Releasing Sam? What about “If she doesn’t marry me, she won’t marry anyone?” But the detective insisted that having landed on her heels proved that she had jumped. Silently, I was convinced he pushed her. (Some best friend I was.)

But, to the detective and Sam’s credit, when the ex-girlfriend came out of surgery, she admitted that she had set Sam up. Wanting to commit suicide and knowing that he jogged in Palisades Park, she met him there and asked if she could come over for lunch.

When Sam and I walked slowly from the police station to my car he was trembling uncontrollably. He asked me to drive him to St. Monica where he prayed for about an hour while I waited in the car. (Never thinking that 22 years later I’d be writing a column about it.) On the way home Sam told me the whole story.

“I was making her lunch,” he said, still in shock, “and when I looked up she was standing on the balcony railing and then she just jumped!” I’m embarrassed to admit this but, frustrated comedian that I am, I actually asked, “Sam, exactly what we’re you making for lunch?” (Fortunately, poor Sam didn’t notice my insensitive humor, which is more luck than I have with some of my readers.)

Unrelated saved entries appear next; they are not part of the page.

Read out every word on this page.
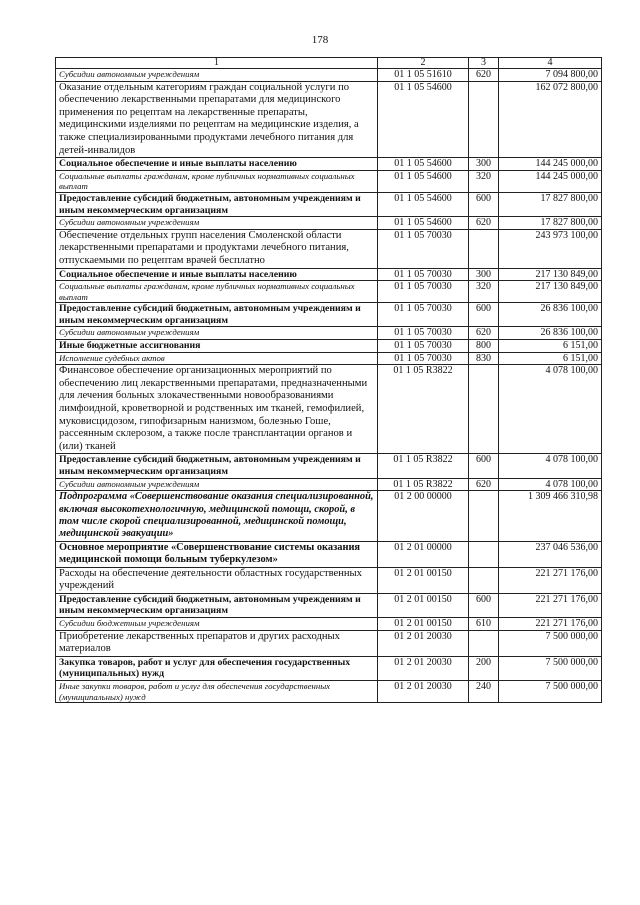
178
1	2	3	4
Субсидии автономным учреждениям	01 1 05 51610	620	7 094 800,00
Оказание отдельным категориям граждан социальной услуги по обеспечению лекарственными препаратами для медицинского применения по рецептам на лекарственные препараты, медицинскими изделиями по рецептам на медицинские изделия, а также специализированными продуктами лечебного питания для детей-инвалидов	01 1 05 54600		162 072 800,00
Социальное обеспечение и иные выплаты населению	01 1 05 54600	300	144 245 000,00
Социальные выплаты гражданам, кроме публичных нормативных социальных выплат	01 1 05 54600	320	144 245 000,00
Предоставление субсидий бюджетным, автономным учреждениям и иным некоммерческим организациям	01 1 05 54600	600	17 827 800,00
Субсидии автономным учреждениям	01 1 05 54600	620	17 827 800,00
Обеспечение отдельных групп населения Смоленской области лекарственными препаратами и продуктами лечебного питания, отпускаемыми по рецептам врачей бесплатно	01 1 05 70030		243 973 100,00
Социальное обеспечение и иные выплаты населению	01 1 05 70030	300	217 130 849,00
Социальные выплаты гражданам, кроме публичных нормативных социальных выплат	01 1 05 70030	320	217 130 849,00
Предоставление субсидий бюджетным, автономным учреждениям и иным некоммерческим организациям	01 1 05 70030	600	26 836 100,00
Субсидии автономным учреждениям	01 1 05 70030	620	26 836 100,00
Иные бюджетные ассигнования	01 1 05 70030	800	6 151,00
Исполнение судебных актов	01 1 05 70030	830	6 151,00
Финансовое обеспечение организационных мероприятий по обеспечению лиц лекарственными препаратами, предназначенными для лечения больных злокачественными новообразованиями лимфоидной, кроветворной и родственных им тканей, гемофилией, муковисцидозом, гипофизарным нанизмом, болезнью Гоше, рассеянным склерозом, а также после трансплантации органов и (или) тканей	01 1 05 R3822		4 078 100,00
Предоставление субсидий бюджетным, автономным учреждениям и иным некоммерческим организациям	01 1 05 R3822	600	4 078 100,00
Субсидии автономным учреждениям	01 1 05 R3822	620	4 078 100,00
Подпрограмма «Совершенствование оказания специализированной, включая высокотехнологичную, медицинской помощи, скорой, в том числе скорой специализированной, медицинской помощи, медицинской эвакуации»	01 2 00 00000		1 309 466 310,98
Основное мероприятие «Совершенствование системы оказания медицинской помощи больным туберкулезом»	01 2 01 00000		237 046 536,00
Расходы на обеспечение деятельности областных государственных учреждений	01 2 01 00150		221 271 176,00
Предоставление субсидий бюджетным, автономным учреждениям и иным некоммерческим организациям	01 2 01 00150	600	221 271 176,00
Субсидии бюджетным учреждениям	01 2 01 00150	610	221 271 176,00
Приобретение лекарственных препаратов и других расходных материалов	01 2 01 20030		7 500 000,00
Закупка товаров, работ и услуг для обеспечения государственных (муниципальных) нужд	01 2 01 20030	200	7 500 000,00
Иные закупки товаров, работ и услуг для обеспечения государственных (муниципальных) нужд	01 2 01 20030	240	7 500 000,00
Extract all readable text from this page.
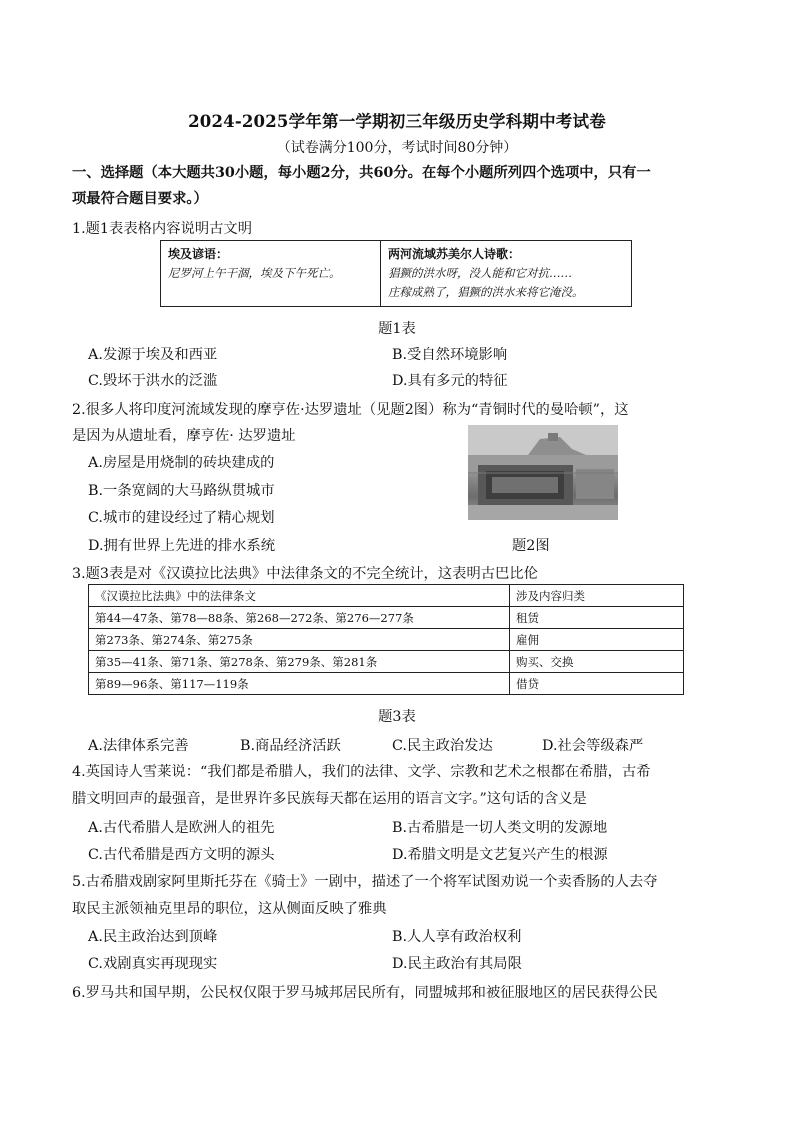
2024-2025学年第一学期初三年级历史学科期中考试卷
（试卷满分100分，考试时间80分钟）
一、选择题（本大题共30小题，每小题2分，共60分。在每个小题所列四个选项中，只有一
项最符合题目要求。）
1.题1表表格内容说明古文明
埃及谚语：
尼罗河上午干涸，埃及下午死亡。

两河流域苏美尔人诗歌：
猖獗的洪水呀，没人能和它对抗……
庄稼成熟了，猖獗的洪水来将它淹没。
题1表
A.发源于埃及和西亚	B.受自然环境影响
C.毁坏于洪水的泛滥	D.具有多元的特征
2.很多人将印度河流域发现的摩亨佐·达罗遗址（见题2图）称为“青铜时代的曼哈顿”，这
是因为从遗址看，摩亨佐· 达罗遗址
A.房屋是用烧制的砖块建成的
B.一条宽阔的大马路纵贯城市
C.城市的建设经过了精心规划
D.拥有世界上先进的排水系统	题2图
3.题3表是对《汉谟拉比法典》中法律条文的不完全统计，这表明古巴比伦
《汉谟拉比法典》中的法律条文	涉及内容归类
第44—47条、第78—88条、第268—272条、第276—277条	租赁
第273条、第274条、第275条	雇佣
第35—41条、第71条、第278条、第279条、第281条	购买、交换
第89—96条、第117—119条	借贷
题3表
A.法律体系完善	B.商品经济活跃	C.民主政治发达	D.社会等级森严
4.英国诗人雪莱说：“我们都是希腊人，我们的法律、文学、宗教和艺术之根都在希腊，古希
腊文明回声的最强音，是世界许多民族每天都在运用的语言文字。”这句话的含义是
A.古代希腊人是欧洲人的祖先	B.古希腊是一切人类文明的发源地
C.古代希腊是西方文明的源头	D.希腊文明是文艺复兴产生的根源
5.古希腊戏剧家阿里斯托芬在《骑士》一剧中，描述了一个将军试图劝说一个卖香肠的人去夺
取民主派领袖克里昂的职位，这从侧面反映了雅典
A.民主政治达到顶峰	B.人人享有政治权利
C.戏剧真实再现现实	D.民主政治有其局限
6.罗马共和国早期，公民权仅限于罗马城邦居民所有，同盟城邦和被征服地区的居民获得公民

Amazingly, the girl was eventually able to walk normally though it took six surgeries and a few years. But Sam went downhill fast. He stopped jogging and began drinking. Totally polluted, he’d often ever so slowly stagger to the Shores from Surf Liquor on Main Street, like a cross between the “Night of the Living Dead” and Frankenstein. (The sight of Sam didn’t exactly enhance the Shores leasing agent’s sales pitch when showing prospective tenants a $5,000-a-month apartment.)

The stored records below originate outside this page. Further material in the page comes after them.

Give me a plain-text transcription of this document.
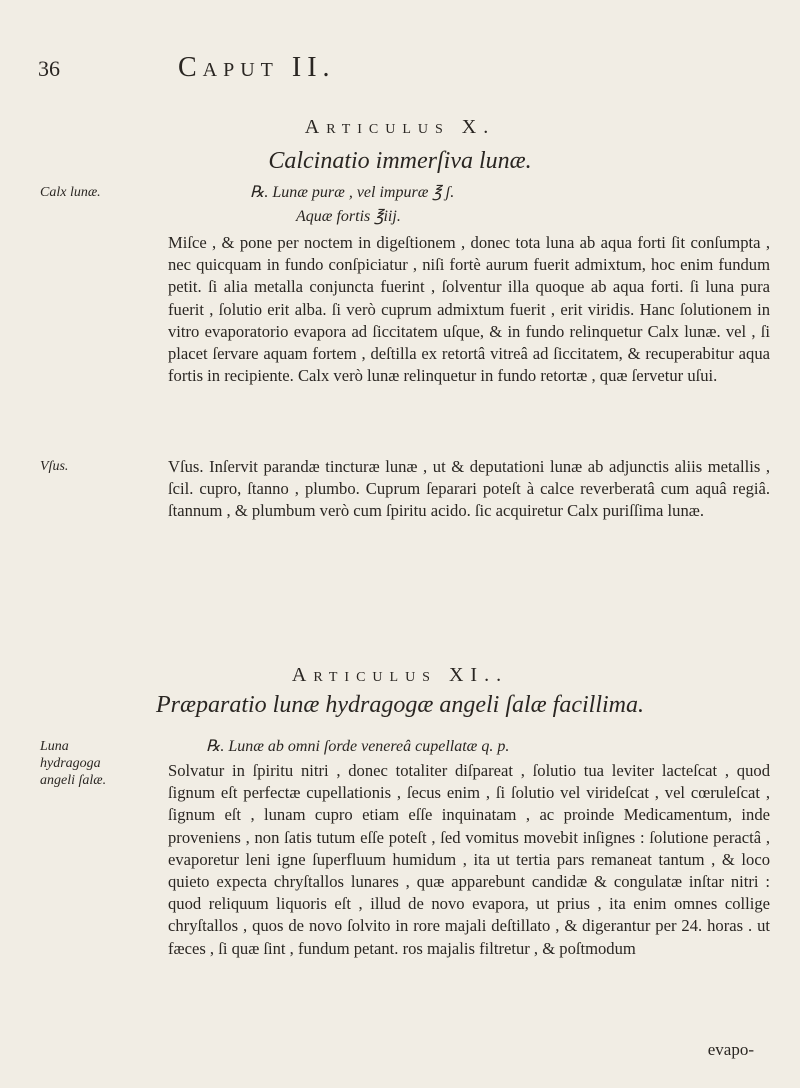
36	Caput II.
Articulus X.
Calcinatio immerſiva lunæ.
Calx lunæ.	℞. Lunæ puræ , vel impuræ ℥ ʃ.
Aquæ fortis ℥iij.

Miſce , & pone per noctem in digeſtionem , donec tota luna ab aqua forti ſit conſumpta , nec quicquam in fundo conſpiciatur , niſi fortè aurum fuerit admixtum, hoc enim fundum petit. ſi alia metalla conjuncta fuerint , ſolventur illa quoque ab aqua forti. ſi luna pura fuerit , ſolutio erit alba. ſi verò cuprum admixtum fuerit , erit viridis. Hanc ſolutionem in vitro evaporatorio evapora ad ſiccitatem uſque, & in fundo relinquetur Calx lunæ. vel , ſi placet ſervare aquam fortem , deſtilla ex retortâ vitreâ ad ſiccitatem, & recuperabitur aqua fortis in recipiente. Calx verò lunæ relinquetur in fundo retortæ , quæ ſervetur uſui.

Vſus.	Vſus. Inſervit parandæ tincturæ lunæ , ut & deputationi lunæ ab adjunctis aliis metallis , ſcil. cupro, ſtanno , plumbo. Cuprum ſeparari poteſt à calce reverberatâ cum aquâ regiâ. ſtannum , & plumbum verò cum ſpiritu acido. ſic acquiretur Calx puriſſima lunæ.

Articulus XI..
Præparatio lunæ hydragogæ angeli ſalæ facillima.
Luna hydragoga angeli ſalæ.
℞. Lunæ ab omni ſorde venereâ cupellatæ q. p.

Solvatur in ſpiritu nitri , donec totaliter diſpareat , ſolutio tua leviter lacteſcat , quod ſignum eſt perfectæ cupellationis , ſecus enim , ſi ſolutio vel virideſcat , vel cœruleſcat , ſignum eſt , lunam cupro etiam eſſe inquinatam , ac proinde Medicamentum, inde proveniens , non ſatis tutum eſſe poteſt , ſed vomitus movebit inſignes : ſolutione peractâ , evaporetur leni igne ſuperfluum humidum , ita ut tertia pars remaneat tantum , & loco quieto expecta chryſtallos lunares , quæ apparebunt candidæ & congulatæ inſtar nitri : quod reliquum liquoris eſt , illud de novo evapora, ut prius , ita enim omnes collige chryſtallos , quos de novo ſolvito in rore majali deſtillato , & digerantur per 24. horas . ut fæces , ſi quæ ſint , fundum petant. ros majalis filtretur , & poſtmodum

evapo-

This past January, poor Sam, well into his 70s, was committed to a convalescent facility. Sadly, on March 20, the day before he was to return home, he passed away. I volunteered to write his obituary in our tenant newsletter.

I admit there really isn’t a moral to this story. (Unless you count, “If you live in a high-rise and your ex-girlfriend invites herself over for lunch, just say no.”) I only hope I’ve been kind to Sam. Strange as he was, it’s likely that every Friday the 13th, instead of ladders and black cats, I’ll be thinking about him.